Le Premier ministre britannique a ajouté qu’il recevrait jeudi la Première ministre du Danemark, Mette Frederiksen, pour des discussions bilatérales. « Le président Trump a employé hier des mots sur les îles Chagos différents des mots de soutien qu’il avait eus lorsque je l’ai rencontré à la Maison Blanche. Il a employé ces mots expressément pour faire pression sur moi et sur le Royaume-Uni (…) Il veut me faire plier, et je ne plierai pas », a encore souligné M. Starmer.
Dans un message publié mardi sur son réseau Truth Social, Donald Trump avait vivement critiqué la récente décision du Royaume-Uni de restituer les îles Chagos, archipel de l’océan Indien, à Maurice, liant cette décision à sa volonté de mettre la main sur le Groenland. « Le fait que le Royaume-Uni abandonne une terre extrêmement importante est un acte de GRANDE STUPIDITÉ, et s’ajoute à une très longue liste de raisons de sécurité nationale pour lesquelles le Groenland doit être acquis », a écrit le président américain.

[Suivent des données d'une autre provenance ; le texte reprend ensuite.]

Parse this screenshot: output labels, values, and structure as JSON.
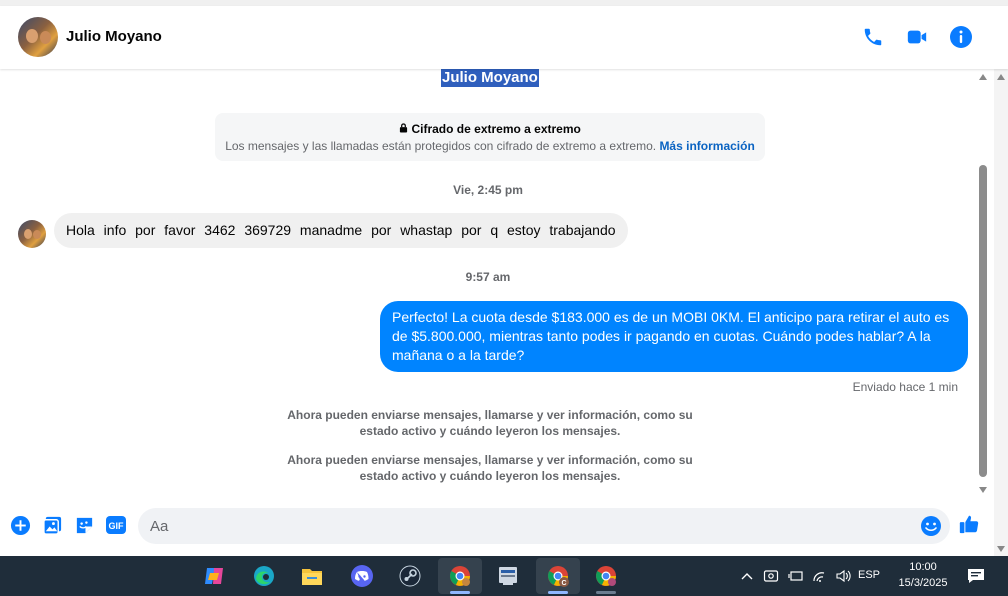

« De façon stupéfiante, notre “brillant” allié de l’Otan, le Royaume-Uni, envisage actuellement de céder l’île de Diego Garcia, site d’une base militaire américaine vitale, à Maurice, et de le faire SANS AUCUNE RAISON », avait-il ajouté. Selon les termes d’un accord signé en mai 2025, le Royaume-Uni restitue les Chagos à Maurice mais conserve un bail de 99 ans sur l’île principale, Diego Garcia, afin de maintenir une base militaire américano-britannique dans cette région stratégique.
« Nous ne pouvons pas revenir en arrière », et le Parlement britannique, où le texte est actuellement examiné, « ne peut pas annuler (sa) signature », a rappelé mardi le secrétaire d’État aux relations intergouvernementales, Darren Jones.